The first two pages of the President’s 2005 tax returns were mailed to MSNBC journalist David Cay Johnston and marked “client copy”, indicating they were files prepared for Mr Trump and not those sent to the Internal Revenue Service.
Richard Painter, who served as chief ethics counsel under former President Bush, wrote on twitter: “It is marked “client copy”. It is not the copy filed with the IRS. Did he leak it himself? Lets see 2006-2016.”
The returns showed that the businessman turned President and his wife paid $38 million in federal taxes in 2005, about a quarter of their income, and wrote off business losses of around $103 million.
The couple paid little in income tax – $5.3 million – but they paid $31 million in the alternative minimum tax, which applies to high-earners who use tax deductions.
The theory that the President mailed his own documents into the hands of the press is gaining ground.
The numbers look reasonable given a 1996 return showed that the tycoon paid no income tax that year.
“Is this a conspiracy too far to think that this was something he released himself?” CNN’s Gloria Borger asked.
Mr Trump said in a debate during the campaign trail that “of course” he took advantage of a tax loophole to use a loss of around $1 billion to offset paying income tax for a decade.

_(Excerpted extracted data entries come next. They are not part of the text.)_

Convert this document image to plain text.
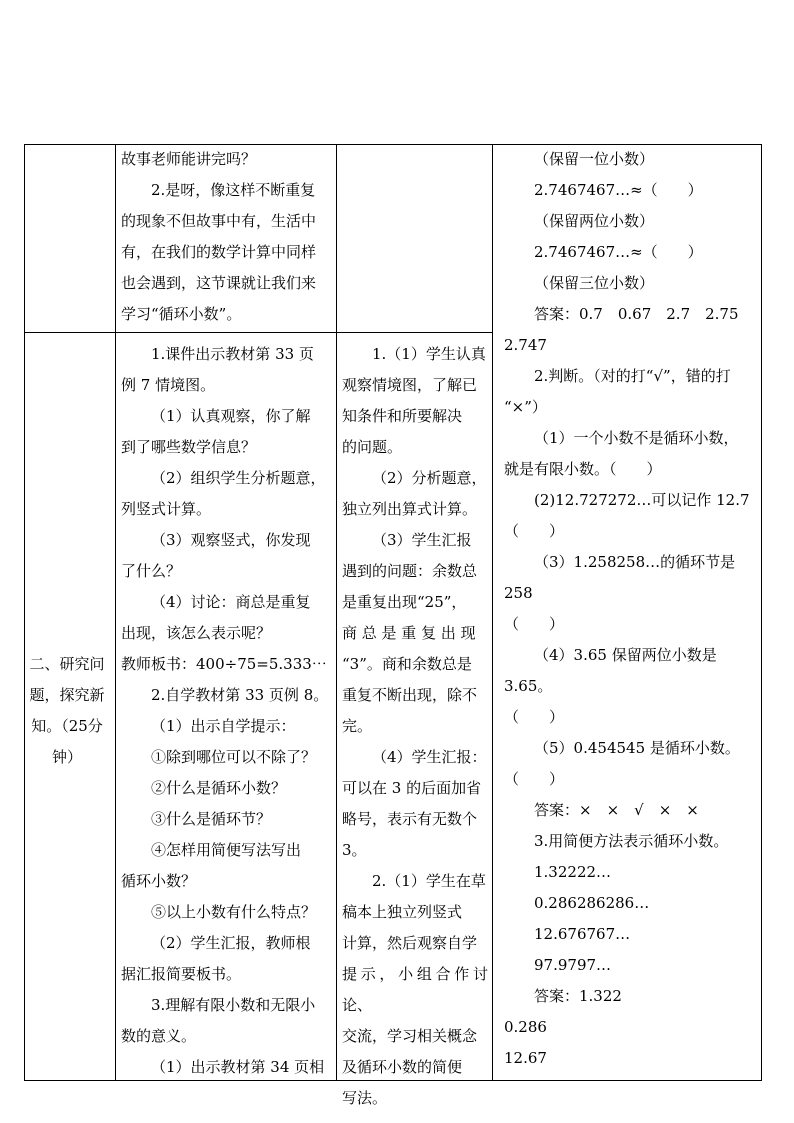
故事老师能讲完吗？

2.是呀，像这样不断重复

的现象不但故事中有，生活中

有，在我们的数学计算中同样

也会遇到，这节课就让我们来

学习“循环小数”。

二、研究问题，探究新知。（25分钟）

1.课件出示教材第 33 页

例 7 情境图。

（1）认真观察，你了解

到了哪些数学信息？

（2）组织学生分析题意，

列竖式计算。

（3）观察竖式，你发现

了什么？

（4）讨论：商总是重复

出现，该怎么表示呢？

教师板书：400÷75=5.333⋯

2.自学教材第 33 页例 8。

（1）出示自学提示：

①除到哪位可以不除了？

②什么是循环小数？

③什么是循环节？

④怎样用简便写法写出

循环小数？

⑤以上小数有什么特点？

（2）学生汇报，教师根

据汇报简要板书。

3.理解有限小数和无限小

数的意义。

（1）出示教材第 34 页相

1.（1）学生认真

观察情境图，了解已

知条件和所要解决

的问题。

（2）分析题意，

独立列出算式计算。

（3）学生汇报

遇到的问题：余数总

是重复出现“25”，

商 总 是 重 复 出 现

“3”。商和余数总是

重复不断出现，除不

完。

（4）学生汇报：

可以在 3 的后面加省

略号，表示有无数个

3。

2.（1）学生在草

稿本上独立列竖式

计算，然后观察自学

提示，小组合作讨论、

交流，学习相关概念

及循环小数的简便

写法。

（保留一位小数）

2.7467467…≈（　　）

（保留两位小数）

2.7467467…≈（　　）

（保留三位小数）

答案：0.7　0.67　2.7　2.75

2.747

2.判断。（对的打“√”，错的打

“×”）

（1）一个小数不是循环小数，

就是有限小数。（　　）

(2)12.727272…可以记作 12.7

（　　）

（3）1.258258…的循环节是 258

（　　）

（4）3.65 保留两位小数是 3.65。

（　　）

（5）0.454545 是循环小数。

（　　）

答案：×　×　√　×　×

3.用简便方法表示循环小数。

1.32222…

0.286286286…

12.676767…

97.9797…

答案：1.322

0.286

12.67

The White House accused MSNBC of being “desperate for ratings” and also claimed the network “stole” the returns.
“You know you are desperate for ratings when you are willing to violate the law to push a story about two pages of tax returns from over a decade ago,” the statement said.
It added: “Despite this substantial income figure and tax paid, it is totally illegal to steal and publish tax returns. The dishonest media can continue to make this part of their agenda, while the President will focus on his, which includes tax reform that will benefit all Americans.”
Mr Trump has long claimed that his returns were being audited therefore he could not release them. That claim was debunked by billionaire investor Warren Buffet.
Counselor to the President Kellyane Conway said after the Inauguration that her boss would not be releasing the documents, despite a survey in January which found that 49 per cent of Mr Trump’s own supporters and 74 per cent of Americans overall wanted to see them.
“He’s not going to release his tax returns. We litigated this all through the election. People didn’t care,” she said.
There is no law which demands the President reveal his tax returns, but he is the first President to not opt for transparency.